If I recall correctly, he thinks LVMH has the best brand portfolio vs Hermes, but he didn’t say he was bullish just that Hermes isn’t looking good long term from a portfolio standpoint. China looks screwed from a demand situation so you might have the right idea but the wrong explanation
It’s LVMH vs Kering, not vs Hermes. Hermes is its own thing. LVMH has the portfolio. They have two of the Big 4 (Louis and Dior). Kering has Gucci, but in my opinion, it’s not even top 5 anymore. Kering has struggled to turn it around. They threw a Hail Mary pass in that regard a few weeks ago. Hold that though.
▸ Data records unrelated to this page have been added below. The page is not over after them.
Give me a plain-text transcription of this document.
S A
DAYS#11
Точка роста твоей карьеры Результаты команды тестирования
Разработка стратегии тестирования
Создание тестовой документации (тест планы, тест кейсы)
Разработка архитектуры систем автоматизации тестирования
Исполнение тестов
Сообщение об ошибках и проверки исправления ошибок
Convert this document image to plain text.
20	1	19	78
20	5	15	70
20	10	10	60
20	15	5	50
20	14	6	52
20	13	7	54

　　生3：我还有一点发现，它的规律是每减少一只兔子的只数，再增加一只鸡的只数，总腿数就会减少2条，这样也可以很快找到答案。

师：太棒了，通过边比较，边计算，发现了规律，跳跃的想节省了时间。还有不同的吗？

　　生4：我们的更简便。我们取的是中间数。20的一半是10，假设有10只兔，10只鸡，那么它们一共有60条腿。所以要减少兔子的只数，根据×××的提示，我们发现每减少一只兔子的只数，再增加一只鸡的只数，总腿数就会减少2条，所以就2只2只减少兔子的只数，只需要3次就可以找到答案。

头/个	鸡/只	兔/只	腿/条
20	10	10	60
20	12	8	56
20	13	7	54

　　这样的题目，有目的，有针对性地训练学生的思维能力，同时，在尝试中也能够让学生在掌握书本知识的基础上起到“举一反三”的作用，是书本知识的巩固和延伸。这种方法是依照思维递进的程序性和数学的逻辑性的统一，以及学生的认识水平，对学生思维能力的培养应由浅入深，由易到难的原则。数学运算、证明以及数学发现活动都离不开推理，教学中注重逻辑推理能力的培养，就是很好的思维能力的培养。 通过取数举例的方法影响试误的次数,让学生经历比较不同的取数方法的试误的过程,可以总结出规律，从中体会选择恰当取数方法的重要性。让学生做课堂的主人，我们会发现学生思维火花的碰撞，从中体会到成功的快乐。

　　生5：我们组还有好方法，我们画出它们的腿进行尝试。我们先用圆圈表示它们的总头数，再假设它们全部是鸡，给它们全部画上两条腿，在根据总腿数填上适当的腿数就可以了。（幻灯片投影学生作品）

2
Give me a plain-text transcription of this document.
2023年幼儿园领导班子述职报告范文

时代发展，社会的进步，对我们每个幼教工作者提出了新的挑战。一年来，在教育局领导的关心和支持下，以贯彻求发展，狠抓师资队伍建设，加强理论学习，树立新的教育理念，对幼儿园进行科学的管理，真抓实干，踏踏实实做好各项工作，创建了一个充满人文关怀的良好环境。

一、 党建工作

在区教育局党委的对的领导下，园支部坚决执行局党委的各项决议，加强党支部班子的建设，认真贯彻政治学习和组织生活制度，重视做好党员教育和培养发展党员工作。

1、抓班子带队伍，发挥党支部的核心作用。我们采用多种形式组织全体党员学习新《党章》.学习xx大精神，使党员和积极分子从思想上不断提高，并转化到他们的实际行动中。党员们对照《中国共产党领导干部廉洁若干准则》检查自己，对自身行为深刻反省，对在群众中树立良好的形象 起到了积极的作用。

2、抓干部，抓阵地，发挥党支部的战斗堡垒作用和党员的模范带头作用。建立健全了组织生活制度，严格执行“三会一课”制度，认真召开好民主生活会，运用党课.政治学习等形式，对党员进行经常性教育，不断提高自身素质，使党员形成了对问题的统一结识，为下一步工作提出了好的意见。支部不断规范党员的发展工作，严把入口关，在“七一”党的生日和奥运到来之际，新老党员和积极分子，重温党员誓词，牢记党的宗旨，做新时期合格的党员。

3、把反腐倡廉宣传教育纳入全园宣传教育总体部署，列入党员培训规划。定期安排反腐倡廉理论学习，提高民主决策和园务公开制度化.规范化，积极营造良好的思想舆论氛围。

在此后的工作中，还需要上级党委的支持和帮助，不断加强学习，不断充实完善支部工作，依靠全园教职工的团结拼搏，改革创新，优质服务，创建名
To the China question, Miu Miu has, I think, a lot of traction in that market. Miu Miu is a Prada company. Personally, I don’t love Prada and Miu Miu isn’t exactly for middle-aged men, so I’m not an authority, but if you’re really interested in that space and specifically who’s actually growing their appeal in the Chinese market, Miu Miu (i.e., Prada) is a good place to start looking. I’d look at Prada’s filings and see if they break out Miu Miu sales, and if they do, what the growth rate is in Hong Kong and China.
It’s also worth noting that Kering just promoted the creative director at Balenciaga to the main house, which means he’s going to be taking over the artistic process at Gucci. That’s a bold move. I mentioned this a few weeks ago, but Balenciaga is the only Kering brand with any real buzz. The problem is that Balenciaga’s buzz isn’t always good buzz, unless you think all publicity’s good publicity. It works, sort of, for Balenciaga, but trying to translate their aesthetic (if you can call it that) into success at Gucci is going to be difficult. All of that to say, that move at least makes Kering interesting again, if only in the sort of way that a Hail Mary pass is interesting in football.
But yeah, as the other commenter mentioned, LVMH is the undisputed publicly-traded champion in this category. The issue there is the same as it is for any other such company in any category — namely, is there any value left or is it fully priced?
Thanks for clarifying and for the added detail
H, I feel like I read all of your commentary, curious where the luxury goods discussion was
Thanks you’re the man. I will wait at least a month to ask you another question about luxury brands. LVMH not exactly cheap but not looking like it caught any sexy narratives yet either. Not sure if Chinese consumption will ever bring sexy back (sorry for the justin timberlake allusion) but the Xi-is-hellbent-on-reviving-demand-through-market-pumping narrative is already out there. I guess time will tell for any high end Chinese wealth effect fairy tales to catch a bid.
I’ll look into their regional sales and breakouts, thanks for the tip.
People are still paying their taxes?
Only if they are withheld from a paycheck.
Street macro analysts are reluctant or prohibited from pointing their fingers at the White House from fear of getting their firms blackisted.
Can you blame them? Afterall, we are talking about for-profit businesses.
Do any of you old geezers remember the scandals when internal communication among analysts at firms which were officially wildly bullish on each and every internet firm? Back then firms did not want to lose out on the happily profitable business of bringing garbage companies to market.
Analyst: “We can’t directly blame the President, but maybe we can just indicate the Jan ’25 downward inflection on this chart with something like “deleterious juxtapositional transition” or “DJT” for short.”
H-Man, liquidity is thin, this could be a big squeeze.